Another problem is that the U.S. birth rate fell to an all-time low in 2020. While some of this can be blamed on the COVID-19 pandemic, birth rates in the U.S. had been falling for more than a decade. If the U.S. birth rate doesn't pick up, added pressure will be placed on the worker-to-beneficiary ratio.
Legal immigration into the U.S. presents another challenge. Over a two-decade stretch, average annual net migration into the U.S. dropped by 46%. Since legal immigrants tend to be younger, they can provide decades of payroll-tax revenue for Social Security while in the U.S. labor force. Fewer migrants entering the U.S. means less payroll-tax revenue.
Even income inequality has become a growing problem for Social Security. In 2023, all earned income (wages and salary, but not investment income) between $0.01 and $160,200 is subject to the 12.4% payroll tax. However, high-earners won't owe any payroll tax on wages and salary above $160,200. Every year, well over a $1 trillion in earned income “escapes” the payroll tax.
Don't expect lawmakers to address Social Security's worsening financial health anytime soon
Despite Social Security reaching this ominous milestone in its storied history, current and future retirees shouldn't expect action from elected officials on Capitol Hill anytime soon.
Without getting too far into the weeds, both Democrats and Republicans recognize Social Security is in need of changes that would strengthen it financially. However, both parties have approached their respective “fix” from ideologically opposite ends of the spectrum.
Democrats want to increase payroll taxation on high earners and use a new cost-of-living adjustment calculation specifically focused on the elderly. Meanwhile, Republicans prefer gradually increasing the full retirement age and instituting the Chained Consumer Price Index as the preferred cost-of-living adjustment measure. With both parties believing they have the solution that works best, neither has an incentive to find a middle ground with their opposition.
The other plain-as-day problem is that Social Security laws can't be amended without 60 votes in the Senate.

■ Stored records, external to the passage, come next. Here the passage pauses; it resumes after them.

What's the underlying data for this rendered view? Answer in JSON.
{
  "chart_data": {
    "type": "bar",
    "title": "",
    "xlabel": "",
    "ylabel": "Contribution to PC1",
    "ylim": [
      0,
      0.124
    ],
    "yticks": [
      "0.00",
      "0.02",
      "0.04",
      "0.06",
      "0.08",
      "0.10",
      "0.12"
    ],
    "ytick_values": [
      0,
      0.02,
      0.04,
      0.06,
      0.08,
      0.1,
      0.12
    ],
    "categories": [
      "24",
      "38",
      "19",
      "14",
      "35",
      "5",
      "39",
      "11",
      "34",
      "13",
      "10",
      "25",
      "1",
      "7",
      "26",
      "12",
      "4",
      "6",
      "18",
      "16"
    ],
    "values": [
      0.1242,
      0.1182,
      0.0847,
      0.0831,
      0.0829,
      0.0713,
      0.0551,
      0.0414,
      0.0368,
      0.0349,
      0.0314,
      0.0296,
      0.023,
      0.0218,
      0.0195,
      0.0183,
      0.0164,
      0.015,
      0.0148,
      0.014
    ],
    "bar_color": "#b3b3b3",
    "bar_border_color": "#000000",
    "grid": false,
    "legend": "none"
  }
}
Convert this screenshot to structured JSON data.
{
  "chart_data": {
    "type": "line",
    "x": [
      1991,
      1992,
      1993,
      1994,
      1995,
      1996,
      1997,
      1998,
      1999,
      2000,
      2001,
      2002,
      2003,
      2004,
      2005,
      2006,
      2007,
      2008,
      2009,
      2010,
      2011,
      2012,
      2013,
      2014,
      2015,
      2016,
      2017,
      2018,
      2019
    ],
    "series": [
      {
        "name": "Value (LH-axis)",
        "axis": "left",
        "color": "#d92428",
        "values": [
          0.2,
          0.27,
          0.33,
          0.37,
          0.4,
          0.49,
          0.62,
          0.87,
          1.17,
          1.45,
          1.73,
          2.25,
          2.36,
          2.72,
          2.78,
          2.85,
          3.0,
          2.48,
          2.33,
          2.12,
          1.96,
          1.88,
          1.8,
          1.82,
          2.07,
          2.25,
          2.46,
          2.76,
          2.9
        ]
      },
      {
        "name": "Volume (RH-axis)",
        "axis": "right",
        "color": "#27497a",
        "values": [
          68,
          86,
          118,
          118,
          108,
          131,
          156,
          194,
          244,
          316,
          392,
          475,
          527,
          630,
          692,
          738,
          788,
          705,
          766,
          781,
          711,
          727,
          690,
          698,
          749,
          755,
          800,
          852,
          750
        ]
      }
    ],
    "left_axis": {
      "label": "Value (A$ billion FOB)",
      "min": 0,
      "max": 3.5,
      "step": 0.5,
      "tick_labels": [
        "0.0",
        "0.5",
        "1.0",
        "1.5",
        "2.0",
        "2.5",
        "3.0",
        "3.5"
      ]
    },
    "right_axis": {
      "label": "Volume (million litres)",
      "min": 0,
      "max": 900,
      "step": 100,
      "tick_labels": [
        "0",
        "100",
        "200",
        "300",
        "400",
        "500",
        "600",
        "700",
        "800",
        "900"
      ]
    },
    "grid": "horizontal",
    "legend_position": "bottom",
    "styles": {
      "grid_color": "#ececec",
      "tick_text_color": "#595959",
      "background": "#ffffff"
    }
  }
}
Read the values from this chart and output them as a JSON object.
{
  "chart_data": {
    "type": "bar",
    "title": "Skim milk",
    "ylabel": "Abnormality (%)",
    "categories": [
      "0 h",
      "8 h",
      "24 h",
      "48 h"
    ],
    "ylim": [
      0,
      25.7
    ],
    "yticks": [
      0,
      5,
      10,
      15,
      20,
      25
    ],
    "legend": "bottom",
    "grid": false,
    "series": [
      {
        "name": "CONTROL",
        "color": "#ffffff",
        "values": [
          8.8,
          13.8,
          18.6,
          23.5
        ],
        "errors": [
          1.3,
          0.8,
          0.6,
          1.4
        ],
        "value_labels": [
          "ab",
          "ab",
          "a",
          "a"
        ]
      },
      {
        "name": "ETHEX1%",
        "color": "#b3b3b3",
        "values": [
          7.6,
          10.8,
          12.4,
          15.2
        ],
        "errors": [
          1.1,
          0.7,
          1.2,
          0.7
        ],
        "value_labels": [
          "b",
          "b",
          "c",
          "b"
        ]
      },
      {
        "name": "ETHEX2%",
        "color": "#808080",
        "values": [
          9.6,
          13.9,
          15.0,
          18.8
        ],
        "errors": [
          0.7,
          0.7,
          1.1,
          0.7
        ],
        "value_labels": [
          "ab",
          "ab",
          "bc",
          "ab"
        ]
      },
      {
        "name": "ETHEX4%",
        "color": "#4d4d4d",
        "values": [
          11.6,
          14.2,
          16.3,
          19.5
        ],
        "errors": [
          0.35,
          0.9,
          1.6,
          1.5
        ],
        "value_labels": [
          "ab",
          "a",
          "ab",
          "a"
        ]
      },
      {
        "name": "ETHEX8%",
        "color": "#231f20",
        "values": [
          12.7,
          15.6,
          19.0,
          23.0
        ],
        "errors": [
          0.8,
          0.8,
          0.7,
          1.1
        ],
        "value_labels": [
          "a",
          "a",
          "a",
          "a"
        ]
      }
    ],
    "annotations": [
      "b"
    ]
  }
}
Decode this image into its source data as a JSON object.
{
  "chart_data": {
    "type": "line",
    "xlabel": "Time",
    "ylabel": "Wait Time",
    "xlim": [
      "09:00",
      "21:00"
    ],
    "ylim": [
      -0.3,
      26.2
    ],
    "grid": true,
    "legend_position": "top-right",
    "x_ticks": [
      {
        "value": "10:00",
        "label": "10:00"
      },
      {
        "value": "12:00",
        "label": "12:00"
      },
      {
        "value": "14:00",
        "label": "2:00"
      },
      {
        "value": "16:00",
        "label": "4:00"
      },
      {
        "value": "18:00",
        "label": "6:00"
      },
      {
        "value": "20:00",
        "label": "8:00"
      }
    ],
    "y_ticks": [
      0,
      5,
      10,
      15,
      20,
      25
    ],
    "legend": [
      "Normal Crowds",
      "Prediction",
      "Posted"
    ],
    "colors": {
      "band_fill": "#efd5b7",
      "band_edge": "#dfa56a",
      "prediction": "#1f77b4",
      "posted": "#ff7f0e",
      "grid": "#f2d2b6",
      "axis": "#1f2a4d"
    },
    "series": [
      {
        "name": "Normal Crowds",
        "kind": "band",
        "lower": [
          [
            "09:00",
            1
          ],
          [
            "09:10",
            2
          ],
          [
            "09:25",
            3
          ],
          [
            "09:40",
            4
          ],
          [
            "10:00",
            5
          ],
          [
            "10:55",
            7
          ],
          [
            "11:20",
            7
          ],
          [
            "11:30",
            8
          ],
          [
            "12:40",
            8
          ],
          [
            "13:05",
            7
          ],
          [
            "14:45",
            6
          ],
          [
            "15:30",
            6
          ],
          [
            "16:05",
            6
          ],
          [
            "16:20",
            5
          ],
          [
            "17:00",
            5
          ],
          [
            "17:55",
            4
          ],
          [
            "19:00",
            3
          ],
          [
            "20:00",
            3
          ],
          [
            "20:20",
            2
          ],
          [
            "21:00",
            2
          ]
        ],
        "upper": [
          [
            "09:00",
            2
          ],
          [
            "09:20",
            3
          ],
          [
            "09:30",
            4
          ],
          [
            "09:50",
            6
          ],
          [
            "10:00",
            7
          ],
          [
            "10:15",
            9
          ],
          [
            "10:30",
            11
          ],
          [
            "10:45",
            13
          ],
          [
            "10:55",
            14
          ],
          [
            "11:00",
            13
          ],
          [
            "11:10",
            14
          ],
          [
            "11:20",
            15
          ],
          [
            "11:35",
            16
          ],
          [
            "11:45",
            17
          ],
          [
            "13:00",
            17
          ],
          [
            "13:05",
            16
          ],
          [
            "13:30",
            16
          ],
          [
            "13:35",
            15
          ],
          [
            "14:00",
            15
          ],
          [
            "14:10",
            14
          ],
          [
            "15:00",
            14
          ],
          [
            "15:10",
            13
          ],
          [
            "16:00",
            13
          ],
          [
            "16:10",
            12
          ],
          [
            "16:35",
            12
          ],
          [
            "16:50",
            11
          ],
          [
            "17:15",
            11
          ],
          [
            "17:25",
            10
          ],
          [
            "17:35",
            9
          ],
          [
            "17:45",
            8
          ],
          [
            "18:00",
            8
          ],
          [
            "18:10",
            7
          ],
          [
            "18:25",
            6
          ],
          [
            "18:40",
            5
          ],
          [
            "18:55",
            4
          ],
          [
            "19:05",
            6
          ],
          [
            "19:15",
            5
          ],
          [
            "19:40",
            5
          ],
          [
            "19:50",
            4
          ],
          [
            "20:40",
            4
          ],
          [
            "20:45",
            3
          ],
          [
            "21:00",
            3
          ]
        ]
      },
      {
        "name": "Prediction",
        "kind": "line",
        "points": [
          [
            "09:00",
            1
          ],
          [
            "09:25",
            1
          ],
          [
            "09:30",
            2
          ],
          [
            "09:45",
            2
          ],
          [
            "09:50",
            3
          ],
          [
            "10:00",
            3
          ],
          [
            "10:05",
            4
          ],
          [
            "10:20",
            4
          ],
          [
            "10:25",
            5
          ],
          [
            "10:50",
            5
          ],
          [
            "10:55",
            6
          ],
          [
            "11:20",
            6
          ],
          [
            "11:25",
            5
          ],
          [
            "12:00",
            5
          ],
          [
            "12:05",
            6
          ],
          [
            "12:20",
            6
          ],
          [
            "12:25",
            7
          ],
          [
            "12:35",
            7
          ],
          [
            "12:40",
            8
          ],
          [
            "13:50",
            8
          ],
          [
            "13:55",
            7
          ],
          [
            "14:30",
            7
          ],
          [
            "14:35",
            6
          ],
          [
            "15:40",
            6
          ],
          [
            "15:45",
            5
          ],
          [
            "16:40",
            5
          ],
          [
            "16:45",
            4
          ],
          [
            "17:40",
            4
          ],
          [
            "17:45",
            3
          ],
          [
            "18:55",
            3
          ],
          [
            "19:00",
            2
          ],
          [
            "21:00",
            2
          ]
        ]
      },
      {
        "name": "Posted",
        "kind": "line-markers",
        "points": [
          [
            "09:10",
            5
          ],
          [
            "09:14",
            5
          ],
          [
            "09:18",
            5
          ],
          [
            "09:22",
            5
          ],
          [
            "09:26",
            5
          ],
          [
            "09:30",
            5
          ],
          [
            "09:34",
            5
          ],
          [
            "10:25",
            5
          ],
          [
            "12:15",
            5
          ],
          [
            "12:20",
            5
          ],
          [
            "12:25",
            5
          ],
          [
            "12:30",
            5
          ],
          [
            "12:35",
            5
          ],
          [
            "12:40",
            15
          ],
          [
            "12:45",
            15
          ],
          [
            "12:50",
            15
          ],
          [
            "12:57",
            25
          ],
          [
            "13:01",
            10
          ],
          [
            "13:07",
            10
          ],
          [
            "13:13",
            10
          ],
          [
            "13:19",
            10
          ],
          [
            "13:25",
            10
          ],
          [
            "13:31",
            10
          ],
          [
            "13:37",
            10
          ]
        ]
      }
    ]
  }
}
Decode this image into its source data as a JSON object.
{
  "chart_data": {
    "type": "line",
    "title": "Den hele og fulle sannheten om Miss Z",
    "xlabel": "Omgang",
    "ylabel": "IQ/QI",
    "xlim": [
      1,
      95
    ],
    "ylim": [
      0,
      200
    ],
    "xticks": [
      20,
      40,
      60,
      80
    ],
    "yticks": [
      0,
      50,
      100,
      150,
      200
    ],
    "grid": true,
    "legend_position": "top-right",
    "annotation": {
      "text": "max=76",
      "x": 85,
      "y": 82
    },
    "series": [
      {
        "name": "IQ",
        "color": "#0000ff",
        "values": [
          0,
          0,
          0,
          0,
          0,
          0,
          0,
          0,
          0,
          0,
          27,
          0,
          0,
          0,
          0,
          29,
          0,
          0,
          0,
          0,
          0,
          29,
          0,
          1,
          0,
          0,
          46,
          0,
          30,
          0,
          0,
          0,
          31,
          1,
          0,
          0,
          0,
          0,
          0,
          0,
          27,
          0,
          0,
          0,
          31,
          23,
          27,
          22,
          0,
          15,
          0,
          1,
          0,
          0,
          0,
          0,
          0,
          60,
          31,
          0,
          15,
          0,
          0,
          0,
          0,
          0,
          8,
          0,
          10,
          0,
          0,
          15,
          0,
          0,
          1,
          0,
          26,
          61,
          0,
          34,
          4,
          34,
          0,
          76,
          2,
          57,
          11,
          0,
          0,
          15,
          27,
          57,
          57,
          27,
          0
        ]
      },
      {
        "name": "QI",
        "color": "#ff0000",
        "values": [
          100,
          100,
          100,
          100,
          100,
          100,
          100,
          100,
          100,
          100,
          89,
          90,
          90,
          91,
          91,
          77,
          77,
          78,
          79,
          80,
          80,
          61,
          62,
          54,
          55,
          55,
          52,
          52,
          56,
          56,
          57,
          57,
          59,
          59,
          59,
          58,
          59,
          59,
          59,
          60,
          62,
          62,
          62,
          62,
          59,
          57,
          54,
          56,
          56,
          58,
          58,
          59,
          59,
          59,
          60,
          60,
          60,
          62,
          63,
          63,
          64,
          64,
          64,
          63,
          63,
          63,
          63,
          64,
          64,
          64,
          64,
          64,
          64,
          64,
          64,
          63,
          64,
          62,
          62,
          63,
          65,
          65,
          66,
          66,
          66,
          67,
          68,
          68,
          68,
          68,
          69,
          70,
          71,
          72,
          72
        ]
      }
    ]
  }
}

Neither party has held at least 60 seats in the Senate in 43 years, which means bipartisan cooperation is the only way any Social Security legislation will be signed into law.
Keep in mind that Congress does have a history of coming together to resolve Social Security's financial issues but waited until the proverbial 11th hour to do so. When the Social Security Amendments of 1983 were signed into law by then-President Ronald Reagan, the program's asset reserves were running on fumes. Current and future beneficiaries will likely need to wait years before lawmakers tackle what's becoming a serious financial hole for America's top retirement program.